I used \t to delimit the values in awk so it's easier to read, but you may remove that so you only have comma separated values. I also changed the header convention from your answer from Program#_Total to P#_Total for the same reason.

我使用了\t来分隔awk中的值,这样更容易阅读,但是您可以删除它们,这样您就只有逗号分隔的值了。出于同样的原因,我还将标题约定从程序#_Total更改为p# _Total。

*I do realize this is not optimal at all, as the file gets parsed multiple time for each Program# entry, and you also need to add the header yourself in the output file, yet it's the best I could come up with.

*我确实意识到这不是最优的,因为文件会为每个程序#条目解析多个时间,而且您还需要在输出文件中添加标题,但这是我能想到的最好的。

#2


1  

Use cut by using space as divider, then preserve only the fields you need. Once done, use sed to replace spaces with commas.

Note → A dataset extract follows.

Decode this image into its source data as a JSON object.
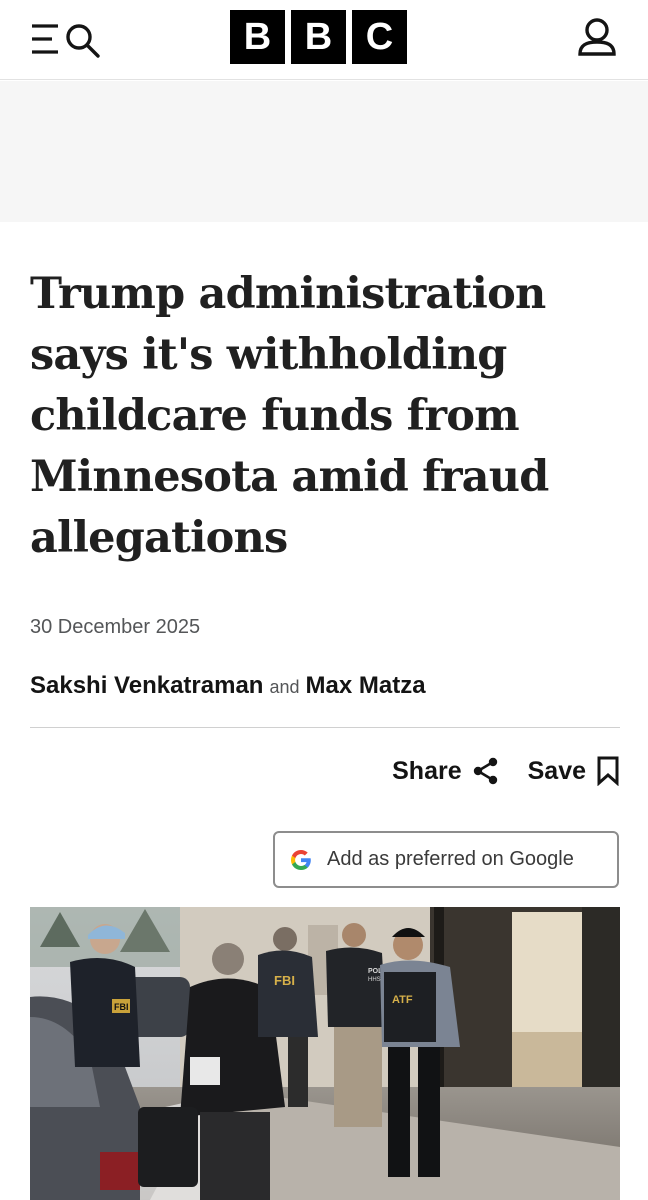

用空格作为分隔符,然后只保留你需要的字段。一旦完成,使用sed将空格替换为逗号。

cut -d ' ' -f 1,2,3,8,10,12,14 && sed 's/ /,/g'

By using into a while .. read loop you can iterate it in each line.

用一段时间。读循环可以在每行中迭代它。

#3


1  

If Perl is in the options, how about:

如果在选项中有Perl,那么如何:

#!/bin/bash

perl -e '
while (<>) {
    if (/^(.{15}) Program(\d+): The pool size: (\d+) \[High: (\d+) Norm: (\d+) Low: (\d+)\]$/) {
        $timestamp = $1;
        $program = $2;
        $size = $3;
        $high = $4;
        $norm = $5;
        $low = $6;
        if (! defined $array{$timestamp}) {
            # it takes care of duplicate timestamps
            push(@timestamps, $timestamp);
        }
        $i = ($program - 1) * 4;
        @{$array{$timestamp}}[$i .. $i + 3] = ($size, $high, $norm, $low);
    }
}
foreach (@timestamps) {
    print "$_,", join(",", map {$_ + 0} @{$array{$_}}[0 .. 15]), "\n";
}' logfile

BTW it looks like Program5 is excluded in your desired result. If you want to include it, just modify the number 15 in the 2nd last line into 19.

看起来程序5被排除在你想要的结果中。如果你想要包含它,只需将第二行中的数字15修改为19。